The sounds of fly sex attract hungry bats

Siemers et al., Current Biology Volume 22 Issue 14

According to a new study, sex can be deadly – at least for flies looking to get frisky in bat territory. The research, published in the July 24 issue of Current Biology, shows hungry bats eavesdrop on the sounds of fly sex to home in on the unsuspecting insects.

Scientists have long suggested that mating can make animals more vulnerable to predators, but this is the first experiment to demonstrate the mechanism underlying the elevated risk. A team from the Max Planck Institute for Ornithology in Germany, led by the late Björn Siemers, studied the interactions between bats and flies sharing a cowshed. They determined the sounds made by fly couples made them conspicuous to hunting bats and increased their chances of becoming dinner.

The researchers set up cameras in a cowshed that was home to a colony of Natterer's bats (Myotis nattereri) and numerous house flies (Musca domestica). They already knew flies make up a big part of the diet of these bats. What they were not sure of was how the bats found the flies.

Like many other bats, Natterer's bats use echolocation to navigate and find prey. The bats emit high frequency sounds and listen for the echoes that return from objects in the environment, creating a picture of the scene in front of them with sound. Siemers and his colleagues found the bats, using echolocation, could easily find and catch flies in flight, but they seemed unable to detect stationary flies. At night, when the bats were active, the flies sat or walked on the ceiling.
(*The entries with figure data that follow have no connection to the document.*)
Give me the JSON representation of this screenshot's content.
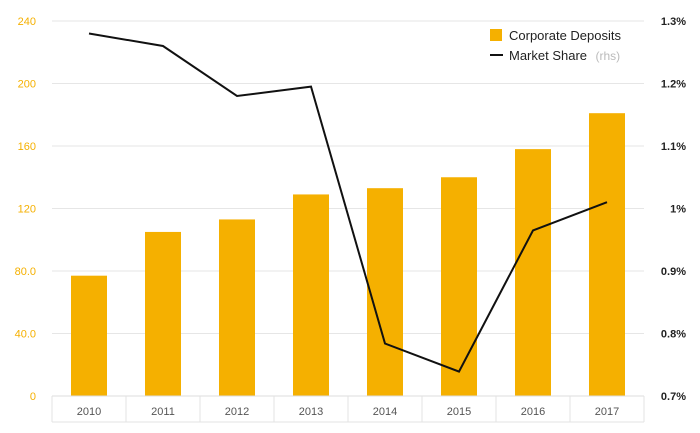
{
  "chart_data": {
    "type": "bar",
    "categories": [
      "2010",
      "2011",
      "2012",
      "2013",
      "2014",
      "2015",
      "2016",
      "2017"
    ],
    "series": [
      {
        "name": "Corporate Deposits",
        "type": "bar",
        "axis": "left",
        "color": "#f5b000",
        "values": [
          77,
          105,
          113,
          129,
          133,
          140,
          158,
          181
        ]
      },
      {
        "name": "Market Share",
        "name_suffix": "(rhs)",
        "type": "line",
        "axis": "right",
        "color": "#111111",
        "values": [
          1.28,
          1.26,
          1.18,
          1.195,
          0.784,
          0.739,
          0.965,
          1.01
        ]
      }
    ],
    "left_axis": {
      "ylim": [
        0,
        240
      ],
      "ticks": [
        0,
        40,
        80,
        120,
        160,
        200,
        240
      ],
      "tick_labels": [
        "0",
        "40.0",
        "80.0",
        "120",
        "160",
        "200",
        "240"
      ],
      "color": "#f5b000"
    },
    "right_axis": {
      "ylim": [
        0.7,
        1.3
      ],
      "ticks": [
        0.7,
        0.8,
        0.9,
        1.0,
        1.1,
        1.2,
        1.3
      ],
      "tick_labels": [
        "0.7%",
        "0.8%",
        "0.9%",
        "1%",
        "1.1%",
        "1.2%",
        "1.3%"
      ]
    },
    "title": "",
    "xlabel": "",
    "ylabel": "",
    "grid": true,
    "legend_position": "top-right"
  }
}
If a bat tried to echolocate a stationary fly, the powerful echoes bouncing back from the ceiling overpowered the weaker echoes from the flies, rendering them invisible to the bats.
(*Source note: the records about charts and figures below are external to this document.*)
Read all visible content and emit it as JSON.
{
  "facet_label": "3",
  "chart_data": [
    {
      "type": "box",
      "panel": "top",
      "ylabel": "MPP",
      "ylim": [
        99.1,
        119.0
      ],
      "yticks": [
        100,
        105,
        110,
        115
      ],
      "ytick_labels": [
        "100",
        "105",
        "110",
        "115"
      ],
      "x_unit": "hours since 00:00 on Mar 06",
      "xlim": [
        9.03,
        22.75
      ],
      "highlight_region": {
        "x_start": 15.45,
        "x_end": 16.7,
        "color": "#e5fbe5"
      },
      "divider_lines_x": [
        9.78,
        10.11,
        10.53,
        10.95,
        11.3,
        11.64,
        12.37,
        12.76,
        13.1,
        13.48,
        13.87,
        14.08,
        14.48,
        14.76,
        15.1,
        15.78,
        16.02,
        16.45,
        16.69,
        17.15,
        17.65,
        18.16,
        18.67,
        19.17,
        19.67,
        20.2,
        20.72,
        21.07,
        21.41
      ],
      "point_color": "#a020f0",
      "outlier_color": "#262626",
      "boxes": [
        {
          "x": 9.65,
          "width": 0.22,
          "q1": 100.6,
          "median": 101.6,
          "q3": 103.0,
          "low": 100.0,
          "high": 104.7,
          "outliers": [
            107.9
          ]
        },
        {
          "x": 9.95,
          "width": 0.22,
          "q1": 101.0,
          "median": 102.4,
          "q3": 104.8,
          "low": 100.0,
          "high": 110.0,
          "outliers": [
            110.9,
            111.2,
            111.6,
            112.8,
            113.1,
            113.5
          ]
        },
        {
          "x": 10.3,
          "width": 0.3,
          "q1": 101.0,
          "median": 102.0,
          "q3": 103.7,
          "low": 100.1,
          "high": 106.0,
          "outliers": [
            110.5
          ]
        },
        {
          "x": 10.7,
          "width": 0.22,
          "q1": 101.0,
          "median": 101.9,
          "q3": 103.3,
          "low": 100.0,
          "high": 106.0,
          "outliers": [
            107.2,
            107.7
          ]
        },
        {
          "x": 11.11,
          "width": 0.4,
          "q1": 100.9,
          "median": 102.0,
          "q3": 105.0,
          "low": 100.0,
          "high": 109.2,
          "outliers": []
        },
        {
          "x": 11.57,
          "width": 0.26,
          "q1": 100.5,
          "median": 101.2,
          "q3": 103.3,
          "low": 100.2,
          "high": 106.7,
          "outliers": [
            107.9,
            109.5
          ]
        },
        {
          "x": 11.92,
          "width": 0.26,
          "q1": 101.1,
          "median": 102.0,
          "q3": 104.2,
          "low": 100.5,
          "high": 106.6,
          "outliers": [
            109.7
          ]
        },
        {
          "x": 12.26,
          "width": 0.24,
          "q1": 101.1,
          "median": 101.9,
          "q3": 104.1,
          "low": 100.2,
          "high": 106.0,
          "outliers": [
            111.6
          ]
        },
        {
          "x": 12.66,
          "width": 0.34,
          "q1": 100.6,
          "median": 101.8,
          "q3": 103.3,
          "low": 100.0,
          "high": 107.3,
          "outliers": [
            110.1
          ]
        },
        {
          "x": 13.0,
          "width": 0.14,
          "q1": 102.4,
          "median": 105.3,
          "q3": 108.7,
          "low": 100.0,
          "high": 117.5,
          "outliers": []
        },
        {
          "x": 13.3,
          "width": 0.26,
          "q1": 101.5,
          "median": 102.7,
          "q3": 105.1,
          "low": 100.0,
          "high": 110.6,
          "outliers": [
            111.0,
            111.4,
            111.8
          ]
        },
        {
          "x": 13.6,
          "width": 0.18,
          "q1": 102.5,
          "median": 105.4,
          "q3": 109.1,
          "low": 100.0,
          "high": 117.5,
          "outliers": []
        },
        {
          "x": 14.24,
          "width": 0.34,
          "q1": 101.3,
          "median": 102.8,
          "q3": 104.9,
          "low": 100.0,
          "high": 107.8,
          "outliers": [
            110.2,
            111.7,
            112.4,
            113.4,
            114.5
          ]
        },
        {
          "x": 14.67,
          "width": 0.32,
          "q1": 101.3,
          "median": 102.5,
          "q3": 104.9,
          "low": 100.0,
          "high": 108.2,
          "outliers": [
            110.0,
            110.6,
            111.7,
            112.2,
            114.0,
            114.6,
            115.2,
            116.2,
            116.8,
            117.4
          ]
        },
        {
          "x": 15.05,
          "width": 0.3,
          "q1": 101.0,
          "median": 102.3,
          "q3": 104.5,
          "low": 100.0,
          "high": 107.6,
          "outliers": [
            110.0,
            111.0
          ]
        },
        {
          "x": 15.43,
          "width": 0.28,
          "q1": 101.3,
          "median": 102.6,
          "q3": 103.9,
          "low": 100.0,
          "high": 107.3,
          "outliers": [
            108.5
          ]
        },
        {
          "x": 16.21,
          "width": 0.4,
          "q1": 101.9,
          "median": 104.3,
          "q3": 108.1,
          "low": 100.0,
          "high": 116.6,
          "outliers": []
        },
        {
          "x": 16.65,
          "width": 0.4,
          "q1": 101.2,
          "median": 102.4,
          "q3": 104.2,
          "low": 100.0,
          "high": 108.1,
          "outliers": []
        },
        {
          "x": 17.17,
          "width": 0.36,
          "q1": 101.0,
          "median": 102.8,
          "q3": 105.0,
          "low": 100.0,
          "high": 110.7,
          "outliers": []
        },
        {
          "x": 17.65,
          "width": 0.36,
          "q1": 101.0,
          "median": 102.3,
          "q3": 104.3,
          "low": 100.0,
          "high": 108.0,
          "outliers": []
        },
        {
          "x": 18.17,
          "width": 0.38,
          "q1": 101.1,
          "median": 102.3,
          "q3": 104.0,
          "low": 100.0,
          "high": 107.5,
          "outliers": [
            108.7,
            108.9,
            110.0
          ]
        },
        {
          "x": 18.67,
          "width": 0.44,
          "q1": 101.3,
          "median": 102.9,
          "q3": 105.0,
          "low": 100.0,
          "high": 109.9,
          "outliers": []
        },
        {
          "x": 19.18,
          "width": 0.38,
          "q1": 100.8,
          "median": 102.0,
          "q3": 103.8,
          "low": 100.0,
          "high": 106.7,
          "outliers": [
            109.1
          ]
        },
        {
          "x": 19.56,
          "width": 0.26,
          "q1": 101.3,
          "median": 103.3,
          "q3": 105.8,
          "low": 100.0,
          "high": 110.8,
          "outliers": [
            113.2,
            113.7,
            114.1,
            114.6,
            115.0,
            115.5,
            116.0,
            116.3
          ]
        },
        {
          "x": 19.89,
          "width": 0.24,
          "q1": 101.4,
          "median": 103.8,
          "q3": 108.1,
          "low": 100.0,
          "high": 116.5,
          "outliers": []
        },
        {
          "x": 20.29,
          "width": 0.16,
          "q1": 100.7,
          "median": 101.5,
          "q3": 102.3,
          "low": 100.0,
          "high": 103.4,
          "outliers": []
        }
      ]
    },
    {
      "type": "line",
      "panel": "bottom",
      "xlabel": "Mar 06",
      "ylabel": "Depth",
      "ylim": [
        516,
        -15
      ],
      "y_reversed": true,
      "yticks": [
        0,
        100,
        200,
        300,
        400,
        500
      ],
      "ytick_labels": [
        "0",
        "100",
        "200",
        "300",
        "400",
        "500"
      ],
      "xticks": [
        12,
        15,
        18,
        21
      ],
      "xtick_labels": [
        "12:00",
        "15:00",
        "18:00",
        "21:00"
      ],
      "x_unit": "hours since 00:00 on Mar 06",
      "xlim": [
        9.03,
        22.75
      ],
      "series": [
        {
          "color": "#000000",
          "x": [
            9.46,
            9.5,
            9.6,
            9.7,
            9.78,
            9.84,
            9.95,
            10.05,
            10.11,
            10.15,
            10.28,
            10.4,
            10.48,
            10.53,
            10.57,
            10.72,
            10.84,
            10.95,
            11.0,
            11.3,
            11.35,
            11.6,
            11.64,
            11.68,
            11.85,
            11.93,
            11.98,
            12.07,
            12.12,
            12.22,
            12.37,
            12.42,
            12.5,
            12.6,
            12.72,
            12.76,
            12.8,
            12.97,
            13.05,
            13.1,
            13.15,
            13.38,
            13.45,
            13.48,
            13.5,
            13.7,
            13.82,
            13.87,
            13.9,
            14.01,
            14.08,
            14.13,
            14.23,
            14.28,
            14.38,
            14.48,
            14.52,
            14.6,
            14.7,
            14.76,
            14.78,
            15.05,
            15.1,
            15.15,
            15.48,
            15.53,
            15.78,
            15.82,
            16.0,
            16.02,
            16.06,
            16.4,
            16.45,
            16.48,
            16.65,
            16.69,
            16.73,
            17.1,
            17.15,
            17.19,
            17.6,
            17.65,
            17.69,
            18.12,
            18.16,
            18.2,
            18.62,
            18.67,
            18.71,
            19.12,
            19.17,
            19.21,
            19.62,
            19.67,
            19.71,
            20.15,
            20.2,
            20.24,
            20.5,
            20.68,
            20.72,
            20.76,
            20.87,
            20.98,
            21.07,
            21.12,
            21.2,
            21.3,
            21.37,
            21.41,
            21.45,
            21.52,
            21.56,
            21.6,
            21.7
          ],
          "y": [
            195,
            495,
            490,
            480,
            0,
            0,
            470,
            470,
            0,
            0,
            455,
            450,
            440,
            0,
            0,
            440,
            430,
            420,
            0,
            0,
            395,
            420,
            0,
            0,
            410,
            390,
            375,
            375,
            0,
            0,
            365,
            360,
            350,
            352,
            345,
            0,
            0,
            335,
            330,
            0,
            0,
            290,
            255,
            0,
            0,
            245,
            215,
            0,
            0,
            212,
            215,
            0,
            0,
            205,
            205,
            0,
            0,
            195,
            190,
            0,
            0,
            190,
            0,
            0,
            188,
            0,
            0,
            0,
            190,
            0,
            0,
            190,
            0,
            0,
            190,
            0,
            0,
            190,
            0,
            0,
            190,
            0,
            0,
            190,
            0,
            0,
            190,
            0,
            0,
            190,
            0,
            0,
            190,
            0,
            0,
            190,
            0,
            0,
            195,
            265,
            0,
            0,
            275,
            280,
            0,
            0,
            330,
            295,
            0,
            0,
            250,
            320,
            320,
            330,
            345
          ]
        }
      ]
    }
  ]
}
The video above (via Siemers et al., Current Biology Volume 22 Issue 14) shows a Natterer's bat catching a pair of copulating flies (black circle) from the cowshed ceiling and a Natterer's bat attacking an ultrasonic loudspeaker that plays fly copulation buzzes in the cowshed.

That's where the fly sex becomes important. In a pre-mating courtship ritual, the male fly makes a burst of clicking sounds with his wings. These clicks alerted the bats to the pair's location. Once locked onto the sound, the bats would swoop in and grab both flies, using their tail membrane like a catcher's glove. Bats attacked 26 percent of mating flies, successfully capturing and eating both flies about 60 percent of the time.

Members of Siemers' team were voyeurs in the cowshed for four years, observing more than 1,100 acts of fly sex. To confirm the bats were using clicks to locate mating flies, the researchers played recordings of fly sounds through speakers. The bats attacked the speakers whenever they played fly clicks associated with mating, but ignored them when they played white noise or the faint sound of the flies walking. The team also mounted pairs of dead flies, posed in the act of mating, on the ceiling. These noiseless pairs were never attacked by the bats.

This study shows that mating can be risky business. Animals engaged in sex are often more conspicuous and distracted in their attention. Natterer's bats have learned how to take advantage of this to nab a double-meal deal on the fly.